Why Free-Marketers (and Others) Should Support Keeping the CFPB Complaint Database Public

by Jeff Sovern

Earlier this week, Acting BCFP Director John Michael Mulvaney made statements suggesting that he was going to keep complaints to the Bureau secret.  Here's the quote, as reported by Rachel Witkowski in The American Banker:

“I don’t see anything in here that says I have to make all of this public,” he said. “We are going to maintain the consumer database. It is mandated by law,” but “I don’t see anything in here that I have to run a Yelp for financial services sponsored by the federal government.” 

The analogy to Yelp is simply wrong. As I understand it, Yelp doesn't verify that the complaints it received were actually submitted by customers of the institution, which opens Yelp up to dishonest complaints. The CFPB does, which makes it much harder to get fake complaints in.  Yelp publishes positive reviews. The CFPB publishes only complaints, which makes it possible to do statistical analysis, as discussed below. The Bureau database is useful to consumers in a variety of ways and puts pressure on financial service companies to provide better service. 

I’ve heard a number of anecdotes about how the complaint portal helped consumers.
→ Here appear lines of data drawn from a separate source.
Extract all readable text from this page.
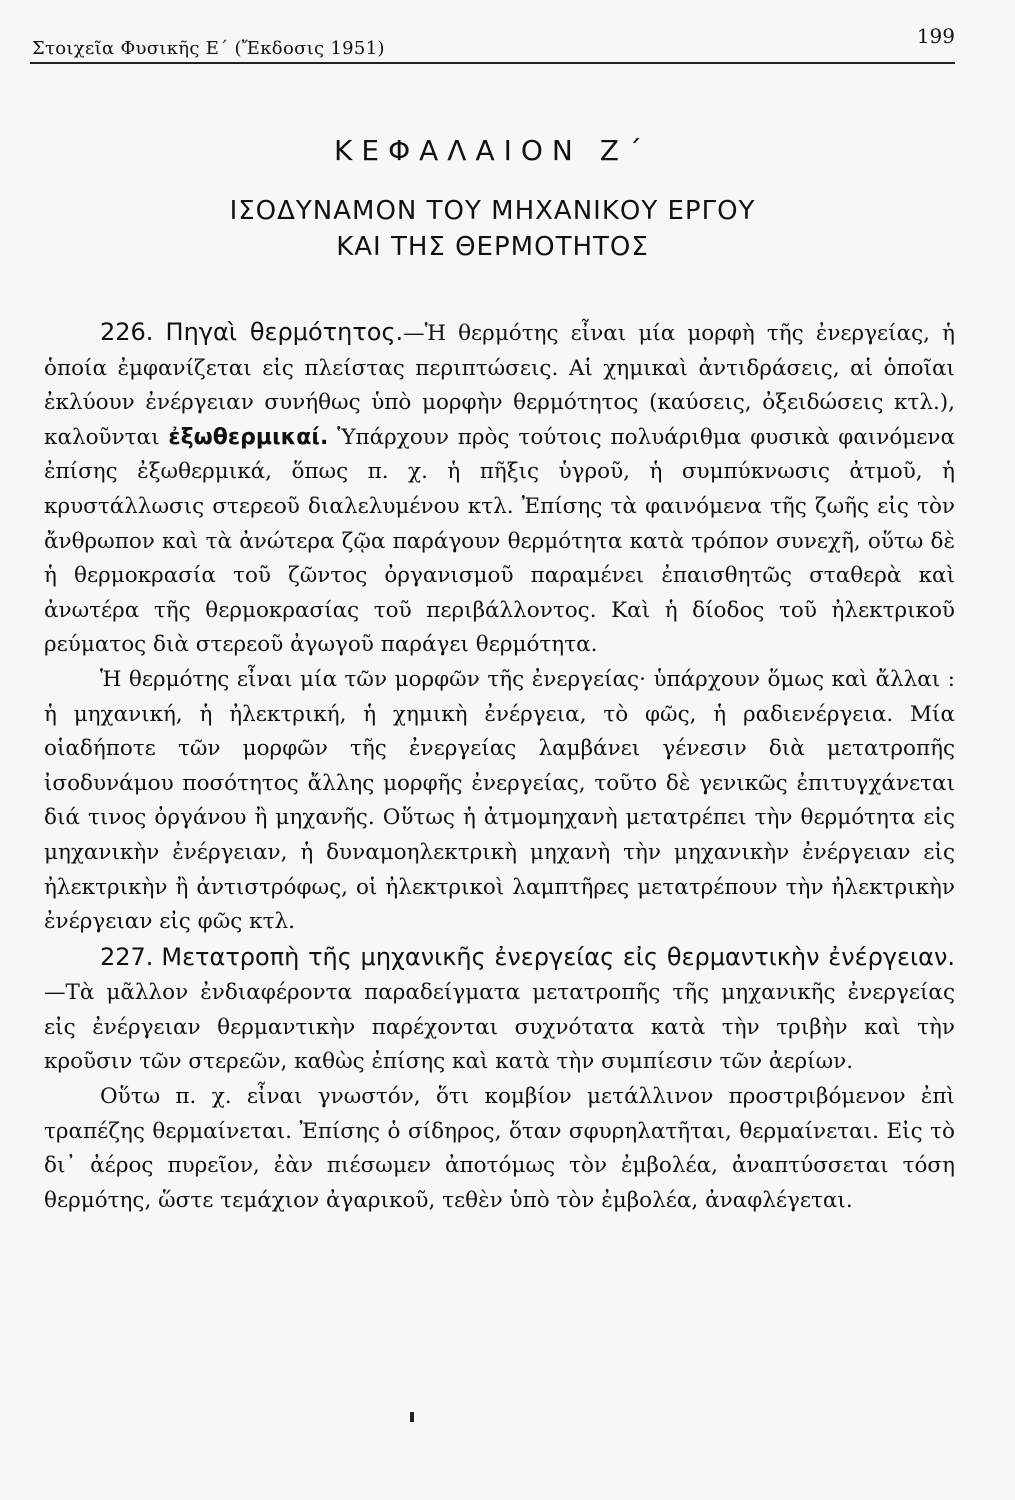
Στοιχεῖα Φυσικῆς Ε΄ (Ἔκδοσις 1951)
199
ΚΕΦΑΛΑΙΟΝ Ζ΄
ΙΣΟΔΥΝΑΜΟΝ ΤΟΥ ΜΗΧΑΝΙΚΟΥ ΕΡΓΟΥ
ΚΑΙ ΤΗΣ ΘΕΡΜΟΤΗΤΟΣ

226. Πηγαὶ θερμότητος.—Ἡ θερμότης εἶναι μία μορφὴ τῆς ἐνεργείας, ἡ ὁποία ἐμφανίζεται εἰς πλείστας περιπτώσεις. Αἱ χημικαὶ ἀντιδράσεις, αἱ ὁποῖαι ἐκλύουν ἐνέργειαν συνήθως ὑπὸ μορφὴν θερμότητος (καύσεις, ὀξειδώσεις κτλ.), καλοῦνται ἐξωθερμικαί. Ὑπάρχουν πρὸς τούτοις πολυάριθμα φυσικὰ φαινόμενα ἐπίσης ἐξωθερμικά, ὅπως π. χ. ἡ πῆξις ὑγροῦ, ἡ συμπύκνωσις ἀτμοῦ, ἡ κρυστάλλωσις στερεοῦ διαλελυμένου κτλ. Ἐπίσης τὰ φαινόμενα τῆς ζωῆς εἰς τὸν ἄνθρωπον καὶ τὰ ἀνώτερα ζῷα παράγουν θερμότητα κατὰ τρόπον συνεχῆ, οὕτω δὲ ἡ θερμοκρασία τοῦ ζῶντος ὀργανισμοῦ παραμένει ἐπαισθητῶς σταθερὰ καὶ ἀνωτέρα τῆς θερμοκρασίας τοῦ περιβάλλοντος. Καὶ ἡ δίοδος τοῦ ἠλεκτρικοῦ ρεύματος διὰ στερεοῦ ἀγωγοῦ παράγει θερμότητα.

Ἡ θερμότης εἶναι μία τῶν μορφῶν τῆς ἐνεργείας· ὑπάρχουν ὅμως καὶ ἄλλαι : ἡ μηχανική, ἡ ἠλεκτρική, ἡ χημικὴ ἐνέργεια, τὸ φῶς, ἡ ραδιενέργεια. Μία οἱαδήποτε τῶν μορφῶν τῆς ἐνεργείας λαμβάνει γένεσιν διὰ μετατροπῆς ἰσοδυνάμου ποσότητος ἄλλης μορφῆς ἐνεργείας, τοῦτο δὲ γενικῶς ἐπιτυγχάνεται διά τινος ὀργάνου ἢ μηχανῆς. Οὕτως ἡ ἀτμομηχανὴ μετατρέπει τὴν θερμότητα εἰς μηχανικὴν ἐνέργειαν, ἡ δυναμοηλεκτρικὴ μηχανὴ τὴν μηχανικὴν ἐνέργειαν εἰς ἠλεκτρικὴν ἢ ἀντιστρόφως, οἱ ἠλεκτρικοὶ λαμπτῆρες μετατρέπουν τὴν ἠλεκτρικὴν ἐνέργειαν εἰς φῶς κτλ.

227. Μετατροπὴ τῆς μηχανικῆς ἐνεργείας εἰς θερμαντικὴν ἐνέργειαν.—Τὰ μᾶλλον ἐνδιαφέροντα παραδείγματα μετατροπῆς τῆς μηχανικῆς ἐνεργείας εἰς ἐνέργειαν θερμαντικὴν παρέχονται συχνότατα κατὰ τὴν τριβὴν καὶ τὴν κροῦσιν τῶν στερεῶν, καθὼς ἐπίσης καὶ κατὰ τὴν συμπίεσιν τῶν ἀερίων.

Οὕτω π. χ. εἶναι γνωστόν, ὅτι κομβίον μετάλλινον προστριβόμενον ἐπὶ τραπέζης θερμαίνεται. Ἐπίσης ὁ σίδηρος, ὅταν σφυρηλατῆται, θερμαίνεται. Εἰς τὸ δι᾽ ἀέρος πυρεῖον, ἐὰν πιέσωμεν ἀποτόμως τὸν ἐμβολέα, ἀναπτύσσεται τόση θερμότης, ὥστε τεμάχιον ἀγαρικοῦ, τεθὲν ὑπὸ τὸν ἐμβολέα, ἀναφλέγεται.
My favorite: as we previously reported on the blog,  Gene DeSantis, who served 12 years as Counsel to the Assembly Consumer Protection Committee, in which capacity he drafted some of NY’s consumer protection laws, and also taught Consumer Law for 15 years at Syracuse University, had a dispute with a bank last year. He complained repeatedly to the bank, but got nowhere, and I have to think that if Gene couldn’t make headway, less knowledgeable consumers would make even less. But within days of his filing a complaint with the CFPB, he got all the relief he asked for. The amount at issue was too small for him to go to arbitration over. The point is that the public nature of the complaint database is itself a consumer protection mechanism because it incentivizes businesses to respond to consumer complaints.

I suppose you could argue that the database has the same coercive effect on financial institutions whether or not the consumer is right, except that as the database also includes consumer narratives, people can read them and come to a conclusion about whether the consumer has stated a legitimate complaint. An issue there though is that if the consumer misrepresents the facts, readers have no way to know that.  One solution to that problem is to examine how many complaints financial institutions get relative to their size. For example, Money Magazine recently published an article based on a Lendedu report on the number of complaints per consumer deposits, a measure that adjusts for the fact that different banks have different numbers of customers. The most-complained about bank by size had more than 7 complaints per billion in deposits while some banks had no public complaints at all. If you assume that banks will elicit unjustified complaints by consumers in proportion to the number of customers they have, that metric compensates for that.

Which brings me to the free market. Free marketers believe that perfectly-informed consumers can protect themselves from misconduct.  But how can consumers become perfectly informed in a country with hundreds of millions of people if they don't have access to consumer complaints? If you believe in the free market, you ought to believe in making consumer complaints public in a way which helps inform consumers.  The CFPB consumer complaint database does that. Mulvaney seems to want to keep consumers in the dark about complaints. That will help banks that mistreat consumers, but it won't help consumers or the banks that treat consumers properly and so elicit few if any complaints. The complaint database is not a perfect solution to the problem of financial institution misconduct–but a partial solution is much better than none, which seems to be where we are headed for financial institutions not named Wells Fargo.